Most of Facebook’s advertising revenue comes from small and medium-sized businesses that have few other options to reach customers. But not all advertisers are happy with the Facebook option. In the current quarter, Facebook is confronting an advertiser boycott, after civil rights leaders called on major brands to protest the company’s handling of harmful content and misinformation. More than 1,000 advertisers, from Verizon Communications Inc. to Coca-Cola Co., pulled promotions from Facebook starting in July.
Still, Facebook said ad revenue in the first three weeks of July was in line with the second quarter’s 10% growth rate, taking into account “the impact from certain advertisers pausing spend on our platforms related to the current boycott.”
Facebook’s problems are “short-term and not structural, as FB has a good track record of managing advertiser concerns,” Mizuho Securities analyst James Lee wrote in a note to investors before the report.
The Menlo Park, California-based company said that every month, 3.14 billion people use at least one of its products, including photo-sharing app Instagram and the WhatsApp messaging platform. Facebook said user growth is likely to slow or flatten as shelter-in-place orders are lifted. The company has continued to hire rapidly during the pandemic, and ended the quarter with 52,534 employees. That’s up 32% from a year earlier.
Researcher EMarketer attributed the positive quarterly results to Instagram.
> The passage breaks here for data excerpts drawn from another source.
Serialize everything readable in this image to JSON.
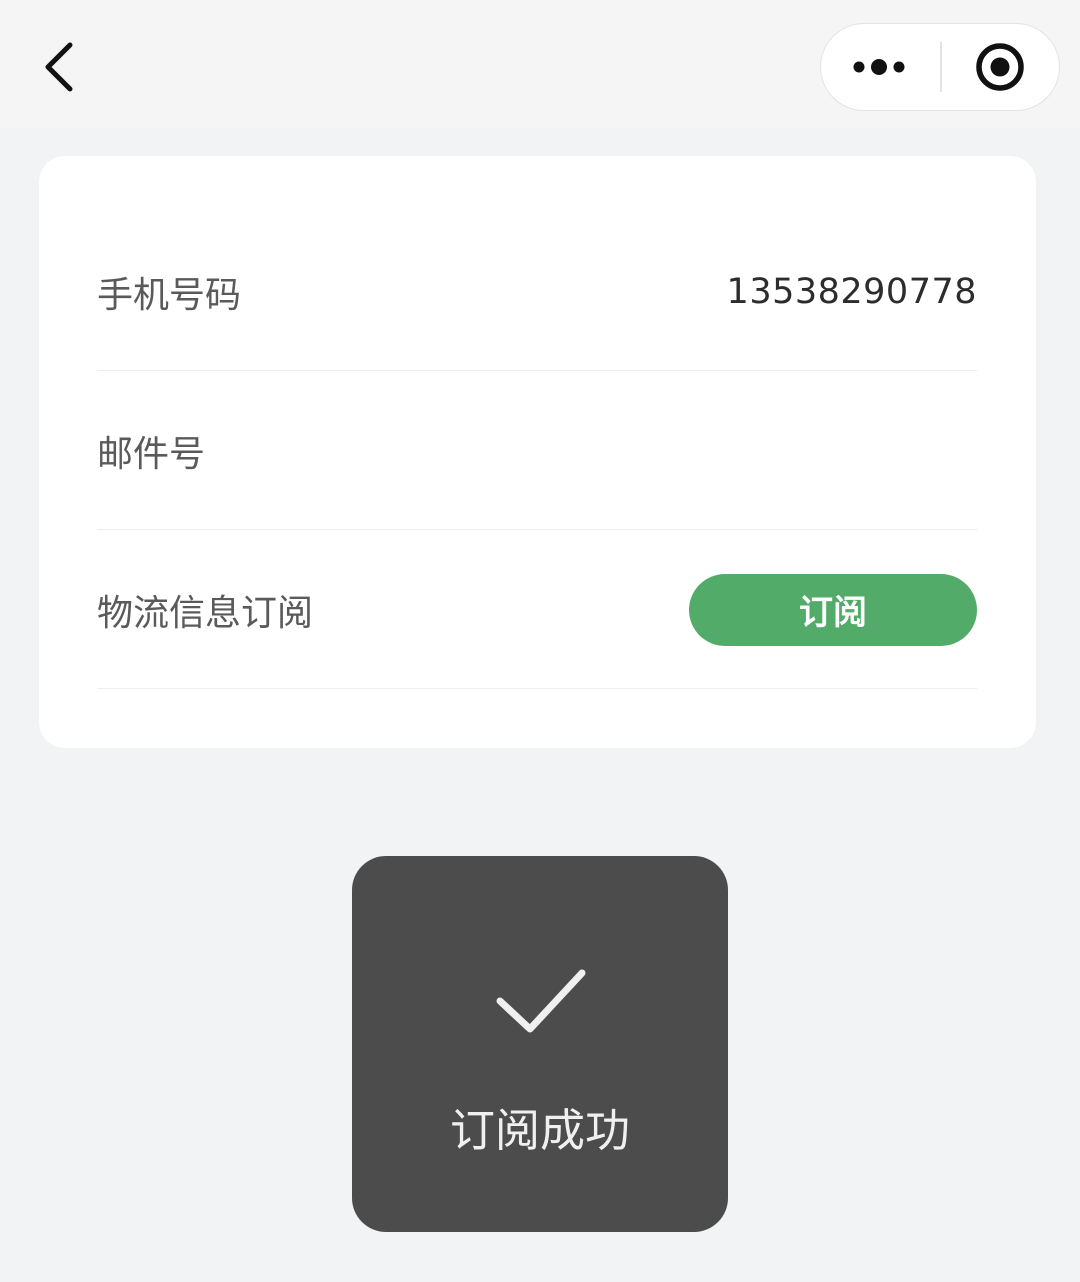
{
  "nav": {
    "back_icon": "chevron-left-icon",
    "more_icon": "ellipsis-icon",
    "close_icon": "target-circle-icon"
  },
  "form": {
    "phone": {
      "label": "手机号码",
      "value": "13538290778"
    },
    "mail": {
      "label": "邮件号",
      "value": ""
    },
    "subscription": {
      "label": "物流信息订阅",
      "button_label": "订阅"
    }
  },
  "toast": {
    "icon": "checkmark-icon",
    "message": "订阅成功"
  },
  "colors": {
    "accent": "#53ab69",
    "toast_bg": "#4c4c4c",
    "page_bg": "#f2f3f5"
  }
}
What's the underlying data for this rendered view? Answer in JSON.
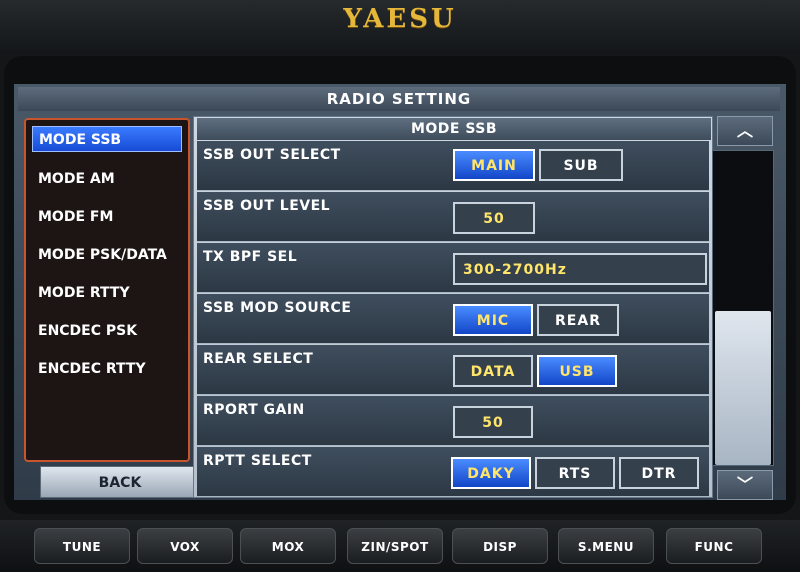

Facebook doesn’t break out revenue for Instagram, though people familiar with the matter have said the mobile app brings in more than a quarter of Facebook’s sales.
“Instagram has played a major role in Facebook’s ability to withstand the effects of the pandemic,” said EMarketer analyst Debra Aho Williamson. “Its success is helping to buoy Facebook as a whole.”
The company’s earnings report was delayed from Wednesday, the day of an antitrust subcommittee hearing in the U.S. House, where representatives for hours interrogated Chief Executive Officer Mark Zuckerberg, alongside other tech leaders. Armed with documents collected during the inquiry, the lawmakers asked Zuckerberg about Facebook’s acquisitions of WhatsApp and Instagram, which Zuckerberg admitted were purchased in part to remove competition.Zuckerberg also told the Congressional panel that he was listening to the advertiser boycott, but was “not going to set our content policies because of advertisers. I believe that that would be the wrong thing to do.”
In its outlook, Facebook said it expects business to become more challenging because of new regulations, like the California Consumer Privacy Act, as well as changes to mobile operating platforms “which we anticipate will be increasingly significant as the year progresses.” Apple’s iOS 14 smartphone operating system, soon to be released, will put restrictions on tracking users across apps -- a tool that Facebook relies on for targeting mobile ads.
(Updates with details from conference call in third paragraph.)